Young Christian soul, may it never be your sad experience to learn the effect of an imprudent glance which would exact from you the bitter wages of countless tears and regrets. Is there anything in the material world so beautiful, so beneficent as the light and heat that we receive from the sun; is there among material things a livelier image of the goodness of God towards us? And, nevertheless, let the sun shine upon the young and tender flower or vine immediately after a shower of rain, and it will cause them to droop and wither. The reason is quite obvious, for at no time is a being so frail and delicate as at the moment of its formation. There is a critical period for all beings, during which the greatest possible care is necessary.

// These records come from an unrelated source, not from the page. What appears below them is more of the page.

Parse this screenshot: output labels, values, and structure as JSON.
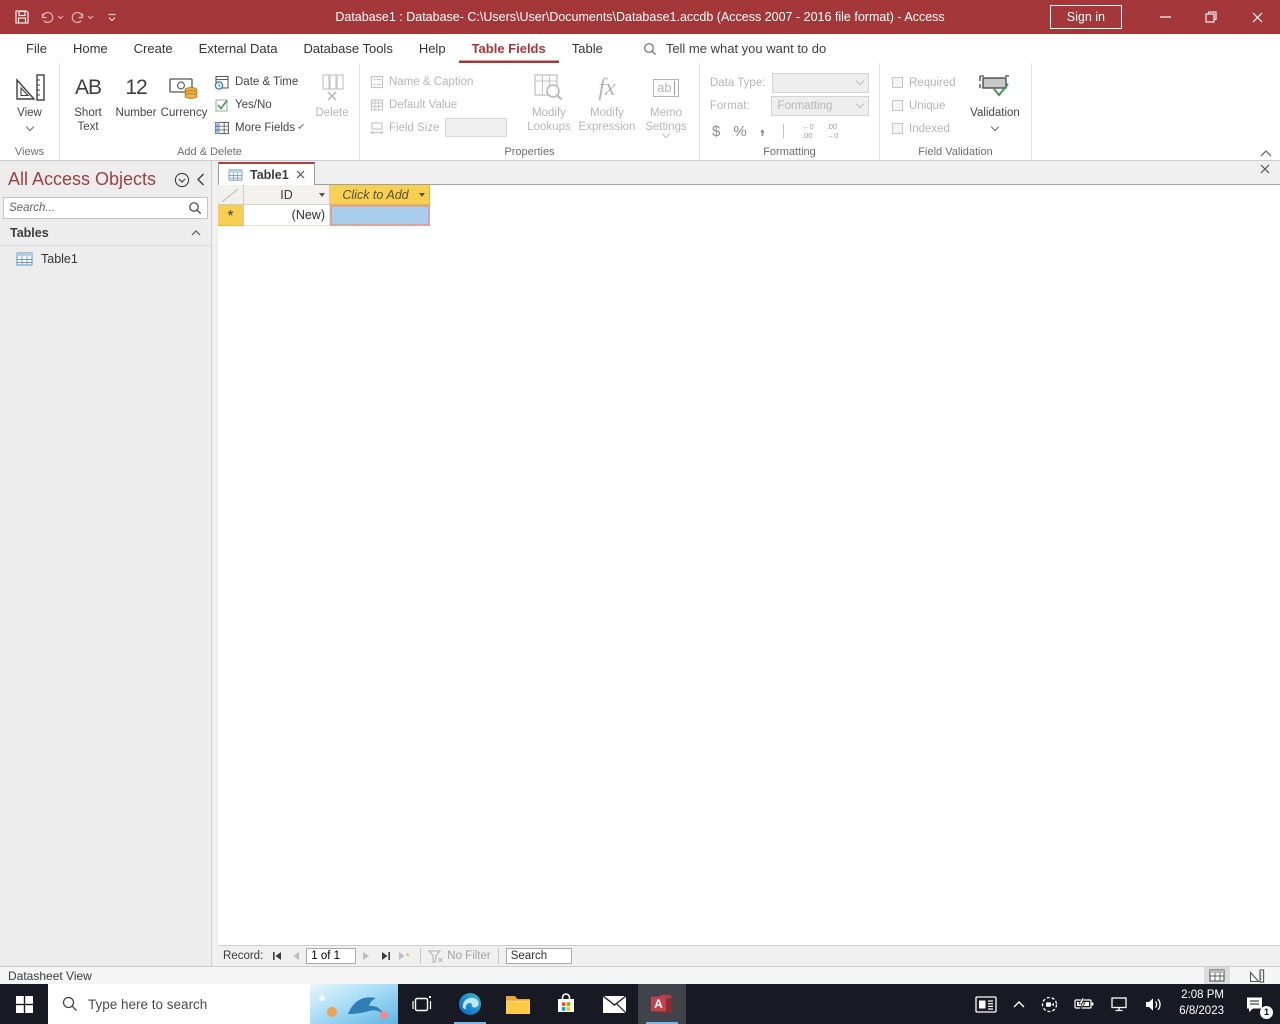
{
  "titlebar": {
    "title": "Database1 : Database- C:\\Users\\User\\Documents\\Database1.accdb (Access 2007 - 2016 file format)  -  Access",
    "sign_in_label": "Sign in"
  },
  "tabs": {
    "items": [
      "File",
      "Home",
      "Create",
      "External Data",
      "Database Tools",
      "Help",
      "Table Fields",
      "Table"
    ],
    "tell_me": "Tell me what you want to do"
  },
  "ribbon": {
    "view_label": "View",
    "views_group": "Views",
    "short_text_glyph": "AB",
    "short_text_label": "Short Text",
    "number_glyph": "12",
    "number_label": "Number",
    "currency_label": "Currency",
    "date_time_label": "Date & Time",
    "yes_no_label": "Yes/No",
    "more_fields_label": "More Fields",
    "delete_label": "Delete",
    "add_delete_group": "Add & Delete",
    "name_caption_label": "Name & Caption",
    "default_value_label": "Default Value",
    "field_size_label": "Field Size",
    "modify_lookups_label": "Modify Lookups",
    "modify_expression_label": "Modify Expression",
    "memo_settings_label": "Memo Settings",
    "fx_glyph": "fx",
    "memo_glyph": "ab",
    "properties_group": "Properties",
    "data_type_label": "Data Type:",
    "format_label": "Format:",
    "format_value": "Formatting",
    "dollar_glyph": "$",
    "percent_glyph": "%",
    "comma_glyph": ",",
    "inc_decimals_glyph": "←0\n.00",
    "dec_decimals_glyph": ".00\n→0",
    "formatting_group": "Formatting",
    "required_label": "Required",
    "unique_label": "Unique",
    "indexed_label": "Indexed",
    "validation_label": "Validation",
    "field_validation_group": "Field Validation"
  },
  "nav": {
    "title": "All Access Objects",
    "search_placeholder": "Search...",
    "tables_group": "Tables",
    "table1": "Table1"
  },
  "doc": {
    "tab_label": "Table1",
    "col_id": "ID",
    "col_add": "Click to Add",
    "new_marker": "*",
    "id_new_value": "(New)"
  },
  "recordnav": {
    "record_label": "Record:",
    "position": "1 of 1",
    "no_filter_label": "No Filter",
    "search_placeholder": "Search"
  },
  "statusbar": {
    "view_name": "Datasheet View"
  },
  "taskbar": {
    "search_placeholder": "Type here to search",
    "time": "2:08 PM",
    "date": "6/8/2023",
    "notification_count": "1"
  },
  "colors": {
    "accent": "#A4373A",
    "gold_header": "#F7CF52",
    "selected_cell_fill": "#AACDEE",
    "selected_cell_border": "#E0A1A1",
    "taskbar_bg": "#171A23"
  }
}
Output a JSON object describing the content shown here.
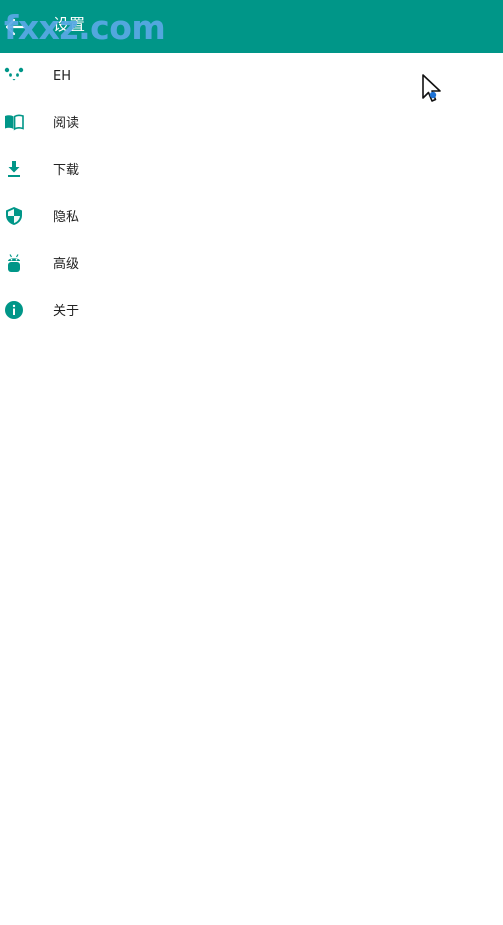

In this relation, what is said of the body may be said of the soul; character is formed and developed according to the same laws which regulate the development of the physical constitution.

Are you not aware of the extraordinary care that must be taken of those organs that are the chief motors of the body, while they are under process of development? Are you not aware that the fresh air which you inhale and which purifies and invigorates the blood contains for you the germ of death, which justifies in your good parents the anxious care they take of your health, but which you perhaps regard as entirely unnecessary?

Now, what the lungs are to the human body, that the heart is to the soul. It is by the heart that we breathe the spiritual and divine atmosphere that sustains our moral life. This atmosphere is composed of three elements,-truth, goodness and beauty, which envelop and penetrate the soul's substance; as it is the respiratory organ of the mind it follows that for the heart, as well as for the lungs, there is an epoch of development which is dangerous, and which, consequently, demands the greatest possible care; it is the epoch of your age at present. An emotion too vivid, an indiscreet thought, an imprudent glance, is quite sufficient to imperil the interesting and delicate process by which your moral constitution is formed, to accelerate the development of the heart, and thus give to this most important organ a pernicious precocity or a false direction.

Your mother, anxious and always trembling for your welfare, guards it with tender solicitude from all the dangers to which it might be exposed. But her vigilance cannot equal that of your guardian angel, nor the care with which he removes you from contact with all that might in any way tarnish the purity of your soul, or trouble its peace and harmony. It is to you that the Holy Ghost addresses these words of the Proverbs: With all watchfulness keep thy heart, because life issueth out from it. [Footnote: Proverbs iv 23.]

The heart is, therefore, the seat of the moral life, and as the source is known by the waters that flow from it, so will the moral life partake of the character and bear the impress of the heart whence it proceeds. This is true of youth in general, but more particularly so of young ladies.